Abstract Neuroleptic drugs increase the level of α-melanotropin (α-MSH) in the blood of the rat. We have investigated whether neuroleptic-like peptides, the γ-type endorphins, also affect α-MSH release. A structure-activity study revealed that (des-enkephalin)-γ-endorphin (DEγE, β-LPH-(66–77), β-endorphin-(6–17)) is able to increase plasma α-MSH levels after intracerebroventricular injection, while the longer γ-type endorphins, i.e. γE (β-LPH-(61–77)), β-endorphin-(1–17)), and DTγE (β-LPH-(62–77), β-endorphin-(2–17)) were without effect in the dosage used. A dose-response study revealed a more or less bell-shaped relationship for the effect of DEγE on plasma α-MSH levels.
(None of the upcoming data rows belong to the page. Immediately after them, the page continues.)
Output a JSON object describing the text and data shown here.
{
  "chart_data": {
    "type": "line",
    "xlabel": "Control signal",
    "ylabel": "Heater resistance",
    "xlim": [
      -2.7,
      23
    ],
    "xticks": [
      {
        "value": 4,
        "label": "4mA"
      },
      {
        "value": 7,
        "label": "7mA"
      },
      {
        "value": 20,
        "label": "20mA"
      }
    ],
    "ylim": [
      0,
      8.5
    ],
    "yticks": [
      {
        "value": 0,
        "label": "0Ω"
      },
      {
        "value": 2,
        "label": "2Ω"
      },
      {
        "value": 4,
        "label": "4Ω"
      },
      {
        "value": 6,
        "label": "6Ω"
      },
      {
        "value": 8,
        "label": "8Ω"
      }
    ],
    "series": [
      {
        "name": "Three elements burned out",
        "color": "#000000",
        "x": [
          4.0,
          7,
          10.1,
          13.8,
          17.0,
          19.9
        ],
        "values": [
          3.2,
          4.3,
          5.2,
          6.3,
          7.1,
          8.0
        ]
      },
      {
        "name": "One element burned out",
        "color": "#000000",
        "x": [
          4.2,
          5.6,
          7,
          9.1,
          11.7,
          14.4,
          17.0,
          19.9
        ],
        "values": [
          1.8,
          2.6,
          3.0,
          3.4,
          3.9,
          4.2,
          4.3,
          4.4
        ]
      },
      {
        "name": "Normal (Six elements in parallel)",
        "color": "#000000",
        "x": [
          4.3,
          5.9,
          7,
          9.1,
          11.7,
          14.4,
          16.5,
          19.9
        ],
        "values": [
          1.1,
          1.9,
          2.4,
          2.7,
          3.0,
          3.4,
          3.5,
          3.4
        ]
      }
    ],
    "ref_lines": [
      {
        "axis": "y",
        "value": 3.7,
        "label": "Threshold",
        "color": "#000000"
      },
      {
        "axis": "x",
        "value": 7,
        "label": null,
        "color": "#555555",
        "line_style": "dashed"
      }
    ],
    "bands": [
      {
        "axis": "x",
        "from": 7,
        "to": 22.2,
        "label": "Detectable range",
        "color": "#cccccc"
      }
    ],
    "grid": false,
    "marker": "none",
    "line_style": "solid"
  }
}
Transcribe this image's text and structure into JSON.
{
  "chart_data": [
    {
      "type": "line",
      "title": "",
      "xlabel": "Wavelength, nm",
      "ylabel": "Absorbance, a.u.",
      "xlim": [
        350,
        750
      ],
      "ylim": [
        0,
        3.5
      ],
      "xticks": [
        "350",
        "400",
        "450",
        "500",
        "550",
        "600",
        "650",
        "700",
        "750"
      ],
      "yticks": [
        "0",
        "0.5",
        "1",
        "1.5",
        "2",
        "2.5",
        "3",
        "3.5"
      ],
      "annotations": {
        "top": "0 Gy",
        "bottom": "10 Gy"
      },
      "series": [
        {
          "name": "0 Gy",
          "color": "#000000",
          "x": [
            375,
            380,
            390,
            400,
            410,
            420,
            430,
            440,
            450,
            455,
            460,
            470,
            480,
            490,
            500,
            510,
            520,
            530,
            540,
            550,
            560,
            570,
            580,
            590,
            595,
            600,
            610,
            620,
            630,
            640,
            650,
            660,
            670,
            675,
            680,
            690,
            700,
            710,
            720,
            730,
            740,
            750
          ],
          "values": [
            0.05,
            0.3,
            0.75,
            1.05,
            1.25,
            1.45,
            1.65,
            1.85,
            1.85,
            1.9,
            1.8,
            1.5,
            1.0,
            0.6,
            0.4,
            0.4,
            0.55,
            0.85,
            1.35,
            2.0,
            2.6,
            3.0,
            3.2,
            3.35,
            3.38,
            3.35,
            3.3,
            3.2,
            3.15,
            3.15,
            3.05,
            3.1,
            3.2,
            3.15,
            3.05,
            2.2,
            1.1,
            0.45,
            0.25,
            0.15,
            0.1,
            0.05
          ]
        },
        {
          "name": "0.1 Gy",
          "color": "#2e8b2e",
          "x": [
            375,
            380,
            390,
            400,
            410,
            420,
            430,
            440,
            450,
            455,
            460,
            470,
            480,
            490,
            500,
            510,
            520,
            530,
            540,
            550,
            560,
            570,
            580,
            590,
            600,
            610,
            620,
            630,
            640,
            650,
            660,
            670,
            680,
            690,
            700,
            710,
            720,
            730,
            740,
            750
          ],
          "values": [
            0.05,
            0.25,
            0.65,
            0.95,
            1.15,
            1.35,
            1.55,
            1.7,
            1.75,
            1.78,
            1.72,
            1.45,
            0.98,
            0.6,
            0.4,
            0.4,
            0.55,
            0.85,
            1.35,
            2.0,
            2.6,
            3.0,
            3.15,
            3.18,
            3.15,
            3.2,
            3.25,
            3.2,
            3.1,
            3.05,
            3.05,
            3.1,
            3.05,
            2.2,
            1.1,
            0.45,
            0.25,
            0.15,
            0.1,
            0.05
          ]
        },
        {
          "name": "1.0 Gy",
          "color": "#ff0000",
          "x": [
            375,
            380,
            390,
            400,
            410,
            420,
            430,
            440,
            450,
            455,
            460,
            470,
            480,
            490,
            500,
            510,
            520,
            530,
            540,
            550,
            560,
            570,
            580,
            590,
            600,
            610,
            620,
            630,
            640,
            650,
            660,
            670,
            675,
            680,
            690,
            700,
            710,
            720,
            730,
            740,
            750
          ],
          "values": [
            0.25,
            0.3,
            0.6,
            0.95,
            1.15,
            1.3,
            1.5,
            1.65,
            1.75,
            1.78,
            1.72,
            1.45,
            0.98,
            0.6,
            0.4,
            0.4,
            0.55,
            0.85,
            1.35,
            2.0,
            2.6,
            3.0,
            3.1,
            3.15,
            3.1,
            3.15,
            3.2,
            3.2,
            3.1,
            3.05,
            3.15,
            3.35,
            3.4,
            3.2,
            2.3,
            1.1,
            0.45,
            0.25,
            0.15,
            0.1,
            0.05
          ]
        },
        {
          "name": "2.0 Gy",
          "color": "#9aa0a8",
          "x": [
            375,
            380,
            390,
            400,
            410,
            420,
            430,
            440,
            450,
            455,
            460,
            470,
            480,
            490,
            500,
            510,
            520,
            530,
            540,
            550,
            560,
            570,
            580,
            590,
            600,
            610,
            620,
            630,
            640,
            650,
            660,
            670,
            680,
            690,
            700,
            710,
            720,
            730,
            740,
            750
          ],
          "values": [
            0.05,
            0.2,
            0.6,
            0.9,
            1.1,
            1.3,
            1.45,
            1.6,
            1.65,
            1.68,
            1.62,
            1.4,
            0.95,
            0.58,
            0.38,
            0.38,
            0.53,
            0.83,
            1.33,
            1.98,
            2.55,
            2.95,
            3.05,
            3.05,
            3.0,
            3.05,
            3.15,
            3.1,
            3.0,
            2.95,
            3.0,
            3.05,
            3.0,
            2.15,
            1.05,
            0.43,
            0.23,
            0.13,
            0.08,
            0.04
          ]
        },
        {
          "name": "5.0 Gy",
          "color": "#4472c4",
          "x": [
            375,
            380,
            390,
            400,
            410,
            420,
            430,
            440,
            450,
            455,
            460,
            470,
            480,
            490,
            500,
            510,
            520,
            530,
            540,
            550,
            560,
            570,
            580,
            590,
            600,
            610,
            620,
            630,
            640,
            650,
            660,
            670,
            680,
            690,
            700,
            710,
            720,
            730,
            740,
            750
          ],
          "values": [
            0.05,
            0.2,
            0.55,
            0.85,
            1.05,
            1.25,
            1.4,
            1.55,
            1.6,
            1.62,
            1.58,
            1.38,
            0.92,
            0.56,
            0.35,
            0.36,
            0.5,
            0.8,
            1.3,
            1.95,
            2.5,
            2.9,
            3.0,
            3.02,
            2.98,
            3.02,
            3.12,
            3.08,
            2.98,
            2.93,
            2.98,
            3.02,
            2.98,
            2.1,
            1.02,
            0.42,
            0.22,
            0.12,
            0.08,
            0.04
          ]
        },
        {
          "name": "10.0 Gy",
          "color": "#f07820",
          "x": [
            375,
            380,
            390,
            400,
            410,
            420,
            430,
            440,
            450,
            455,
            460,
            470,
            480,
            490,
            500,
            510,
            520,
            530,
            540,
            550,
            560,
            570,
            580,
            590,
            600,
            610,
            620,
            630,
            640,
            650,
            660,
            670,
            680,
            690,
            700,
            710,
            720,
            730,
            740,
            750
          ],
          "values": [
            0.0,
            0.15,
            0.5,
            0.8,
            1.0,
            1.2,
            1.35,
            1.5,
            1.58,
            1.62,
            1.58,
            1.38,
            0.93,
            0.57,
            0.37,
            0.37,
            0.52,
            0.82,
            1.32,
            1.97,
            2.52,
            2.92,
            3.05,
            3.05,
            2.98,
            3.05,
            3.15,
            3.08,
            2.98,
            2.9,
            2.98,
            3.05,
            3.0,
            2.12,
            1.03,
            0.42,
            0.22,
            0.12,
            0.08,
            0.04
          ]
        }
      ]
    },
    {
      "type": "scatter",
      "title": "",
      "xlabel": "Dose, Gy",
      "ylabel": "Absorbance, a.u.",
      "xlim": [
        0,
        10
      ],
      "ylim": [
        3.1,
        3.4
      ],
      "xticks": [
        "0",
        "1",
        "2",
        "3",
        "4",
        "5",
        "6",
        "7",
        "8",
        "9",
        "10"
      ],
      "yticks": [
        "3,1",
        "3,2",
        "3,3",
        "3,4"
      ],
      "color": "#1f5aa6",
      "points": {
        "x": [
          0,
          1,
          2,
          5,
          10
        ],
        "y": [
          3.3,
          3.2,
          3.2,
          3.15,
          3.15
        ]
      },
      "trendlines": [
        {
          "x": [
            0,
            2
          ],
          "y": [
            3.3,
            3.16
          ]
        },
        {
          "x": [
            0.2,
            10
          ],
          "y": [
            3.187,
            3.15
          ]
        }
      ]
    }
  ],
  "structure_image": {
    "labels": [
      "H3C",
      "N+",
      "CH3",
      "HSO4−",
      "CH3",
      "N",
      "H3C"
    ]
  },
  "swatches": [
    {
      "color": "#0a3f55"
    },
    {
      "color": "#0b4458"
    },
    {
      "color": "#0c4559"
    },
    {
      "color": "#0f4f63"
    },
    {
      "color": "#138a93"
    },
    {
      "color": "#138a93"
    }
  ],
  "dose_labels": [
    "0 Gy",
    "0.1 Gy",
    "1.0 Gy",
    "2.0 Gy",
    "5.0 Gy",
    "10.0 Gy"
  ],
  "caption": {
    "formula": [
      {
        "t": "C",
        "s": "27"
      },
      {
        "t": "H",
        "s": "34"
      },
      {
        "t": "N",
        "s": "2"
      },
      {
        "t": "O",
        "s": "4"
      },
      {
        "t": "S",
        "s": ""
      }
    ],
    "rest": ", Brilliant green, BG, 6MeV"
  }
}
The effect of DEγE could not be counteracted by apomorphine or naloxone. The observations indicate that DEγE increases plasma α-MSH levels in a way distinct from that of haloperidol and the opiate peptide β-endorphin. On the other hand, a time-course of plasma α-MSH levels after DEγE administration resembled the one which has been seen after haloperidol injection. From experiments performed on pituitary neurointermediate lobes incubated in vitro , it seems not likely that DEγE acts directly on the dopamine receptors of the pituitary in affecting α-MSH release. In conclusion, it appears that DEγE affects α-MSH levels in plasma in a way distinct from that of the neuroleptic drug haloperidol and of the opiate-peptide β-endorphin.